ELFRIEDE FRANK DIES - The Washington Post

LONDON -- Elfriede "Fritzi" Frank, 93, who married the father of Anne Frank and helped him publicize his daughter's famous wartime diary, died Oct. 1 at her home here. The cause of death was not disclosed.

After World War II, Mrs. Frank helped Otto Frank establish the Anne Frank House in Amsterdam and was a patron of the Anne Frank Educational Trust UK.

Elfriede Markovits was born in Vienna. She fled to the Netherlands with her first husband, Erich Geiringer, and their two children, Heinz and Eva, in 1938, after Adolf Hitler annexed the country into Nazi Germany. The family settled in Amsterdam and was a neighbor of the Frank family, and Eva become friends with Anne.

Like the Frank family, the Geiringers went into hiding in July 1942 after receiving a summons to be transported to a work camp in Germany.
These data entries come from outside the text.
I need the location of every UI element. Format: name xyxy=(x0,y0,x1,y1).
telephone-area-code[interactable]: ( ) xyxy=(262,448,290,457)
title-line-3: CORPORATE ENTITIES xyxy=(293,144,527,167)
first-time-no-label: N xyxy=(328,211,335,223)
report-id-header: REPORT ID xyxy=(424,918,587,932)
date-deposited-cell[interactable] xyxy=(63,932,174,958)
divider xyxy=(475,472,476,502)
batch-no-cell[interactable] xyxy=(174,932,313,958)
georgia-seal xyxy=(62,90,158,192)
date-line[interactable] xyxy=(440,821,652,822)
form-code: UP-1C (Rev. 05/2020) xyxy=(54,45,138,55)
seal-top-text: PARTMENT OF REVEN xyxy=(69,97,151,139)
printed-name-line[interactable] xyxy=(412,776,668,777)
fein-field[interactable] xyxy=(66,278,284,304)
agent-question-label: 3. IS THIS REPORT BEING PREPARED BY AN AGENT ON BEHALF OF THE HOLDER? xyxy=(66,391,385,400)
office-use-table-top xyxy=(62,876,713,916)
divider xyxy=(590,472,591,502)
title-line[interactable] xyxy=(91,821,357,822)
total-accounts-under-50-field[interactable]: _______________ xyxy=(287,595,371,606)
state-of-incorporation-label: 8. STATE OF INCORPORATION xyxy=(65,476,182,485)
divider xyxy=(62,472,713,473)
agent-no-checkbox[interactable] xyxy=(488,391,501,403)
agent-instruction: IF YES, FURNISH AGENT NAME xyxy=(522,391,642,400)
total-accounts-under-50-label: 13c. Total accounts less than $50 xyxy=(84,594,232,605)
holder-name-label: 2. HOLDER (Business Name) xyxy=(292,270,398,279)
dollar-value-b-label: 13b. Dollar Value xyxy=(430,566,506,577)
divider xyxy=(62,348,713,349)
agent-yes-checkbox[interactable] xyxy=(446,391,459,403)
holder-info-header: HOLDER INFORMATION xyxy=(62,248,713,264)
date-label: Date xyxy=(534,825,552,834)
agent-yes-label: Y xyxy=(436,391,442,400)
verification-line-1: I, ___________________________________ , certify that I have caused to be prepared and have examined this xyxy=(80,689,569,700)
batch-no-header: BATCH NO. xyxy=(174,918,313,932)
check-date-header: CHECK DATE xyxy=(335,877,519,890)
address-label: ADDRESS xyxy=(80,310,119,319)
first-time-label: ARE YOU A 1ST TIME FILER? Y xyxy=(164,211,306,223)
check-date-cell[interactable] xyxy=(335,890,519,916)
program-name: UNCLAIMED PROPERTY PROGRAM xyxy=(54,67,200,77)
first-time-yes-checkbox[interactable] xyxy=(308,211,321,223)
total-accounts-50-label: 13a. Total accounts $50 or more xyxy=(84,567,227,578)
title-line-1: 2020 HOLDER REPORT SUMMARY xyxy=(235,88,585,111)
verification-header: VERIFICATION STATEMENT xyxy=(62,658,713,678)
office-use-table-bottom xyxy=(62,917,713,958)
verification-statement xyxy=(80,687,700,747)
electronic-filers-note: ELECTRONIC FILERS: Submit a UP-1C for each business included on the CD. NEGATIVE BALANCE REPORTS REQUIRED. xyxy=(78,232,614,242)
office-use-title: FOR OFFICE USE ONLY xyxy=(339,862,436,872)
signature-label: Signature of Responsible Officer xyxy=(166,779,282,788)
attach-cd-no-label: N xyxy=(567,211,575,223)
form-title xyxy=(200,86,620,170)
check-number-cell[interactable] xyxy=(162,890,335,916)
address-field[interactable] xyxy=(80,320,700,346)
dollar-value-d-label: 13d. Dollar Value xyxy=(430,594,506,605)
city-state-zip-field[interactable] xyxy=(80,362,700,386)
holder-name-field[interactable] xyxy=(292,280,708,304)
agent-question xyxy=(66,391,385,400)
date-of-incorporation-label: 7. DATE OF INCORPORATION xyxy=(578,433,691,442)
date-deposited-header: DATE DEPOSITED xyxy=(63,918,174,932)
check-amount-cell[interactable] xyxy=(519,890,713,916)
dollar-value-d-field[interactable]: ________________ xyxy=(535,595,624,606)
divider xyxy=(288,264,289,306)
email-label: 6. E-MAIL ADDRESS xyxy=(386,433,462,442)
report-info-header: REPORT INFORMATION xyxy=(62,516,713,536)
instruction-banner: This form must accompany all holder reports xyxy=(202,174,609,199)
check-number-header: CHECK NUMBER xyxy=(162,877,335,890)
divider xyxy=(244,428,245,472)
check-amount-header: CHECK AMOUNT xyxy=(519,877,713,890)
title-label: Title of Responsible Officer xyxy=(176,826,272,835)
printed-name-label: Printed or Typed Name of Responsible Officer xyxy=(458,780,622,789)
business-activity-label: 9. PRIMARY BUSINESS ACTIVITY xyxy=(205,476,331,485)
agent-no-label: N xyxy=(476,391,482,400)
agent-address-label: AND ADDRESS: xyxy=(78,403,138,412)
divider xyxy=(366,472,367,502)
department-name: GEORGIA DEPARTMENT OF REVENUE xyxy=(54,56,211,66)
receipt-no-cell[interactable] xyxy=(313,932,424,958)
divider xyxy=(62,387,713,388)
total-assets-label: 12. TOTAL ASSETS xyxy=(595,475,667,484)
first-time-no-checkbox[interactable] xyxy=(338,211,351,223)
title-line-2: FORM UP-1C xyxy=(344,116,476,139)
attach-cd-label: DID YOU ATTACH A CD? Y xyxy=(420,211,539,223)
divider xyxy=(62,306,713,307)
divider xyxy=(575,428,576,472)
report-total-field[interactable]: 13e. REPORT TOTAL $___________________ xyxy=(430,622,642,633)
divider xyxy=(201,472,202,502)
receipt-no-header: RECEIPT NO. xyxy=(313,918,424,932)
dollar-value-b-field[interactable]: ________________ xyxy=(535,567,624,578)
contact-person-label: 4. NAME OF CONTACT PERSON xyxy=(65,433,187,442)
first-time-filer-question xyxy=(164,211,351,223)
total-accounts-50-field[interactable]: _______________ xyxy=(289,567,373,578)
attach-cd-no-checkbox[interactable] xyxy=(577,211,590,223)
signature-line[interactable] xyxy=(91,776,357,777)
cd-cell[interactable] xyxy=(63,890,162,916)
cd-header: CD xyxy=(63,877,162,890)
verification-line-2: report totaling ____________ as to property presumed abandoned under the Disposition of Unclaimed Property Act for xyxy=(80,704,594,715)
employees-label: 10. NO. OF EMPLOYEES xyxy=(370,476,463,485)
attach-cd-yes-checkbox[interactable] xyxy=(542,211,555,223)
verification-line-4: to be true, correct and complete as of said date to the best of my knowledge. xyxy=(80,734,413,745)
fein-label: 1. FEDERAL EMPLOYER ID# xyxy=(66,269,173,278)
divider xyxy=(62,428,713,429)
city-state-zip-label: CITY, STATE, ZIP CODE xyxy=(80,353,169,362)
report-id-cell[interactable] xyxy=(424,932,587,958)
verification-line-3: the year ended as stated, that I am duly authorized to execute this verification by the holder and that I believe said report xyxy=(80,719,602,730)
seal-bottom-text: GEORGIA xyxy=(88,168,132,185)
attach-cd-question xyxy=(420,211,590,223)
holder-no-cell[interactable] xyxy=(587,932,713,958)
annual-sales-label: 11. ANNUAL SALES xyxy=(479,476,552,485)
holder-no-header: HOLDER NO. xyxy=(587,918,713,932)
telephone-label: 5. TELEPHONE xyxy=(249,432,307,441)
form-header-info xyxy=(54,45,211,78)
They were betrayed 23 months later and sent to Auschwitz, where Elfriede Frank's first husband and her son died. She and her daughter survived and were liberated by the Russians in January 1945.

On a train returning Auschwitz survivors to the Netherlands after the war, Eva recognized Otto Frank and introduced him to her mother. Frank was the sole survivor from his family.

"They helped each other come to terms with their losses. Fritzi was one of the people Otto consulted as to whether to publish Anne's diaries," said Gillian Walnes, executive director of the trust.

The diary, which chronicled how Anne and her family hid in a secret annex behind a movable bookcase in a house along an Amsterdam canal, was published in 1947 and became a modern literary classic and inspired numerous books, films and plays.

The couple were married in 1953 and settled in Basel, Switzerland.

A large part of their life after the war was spent informing the world of the horrors of the Holocaust and Anne's life in Amsterdam. After Otto's death in 1980, Mrs. Frank continued their work alone.

"She carried on correspondence with children all over the world. She continued that correspondence right into old age, until about three or four years ago," Walnes said.

Mrs. Frank is survived by her daughter and three granddaughters, all of whom live in Britain.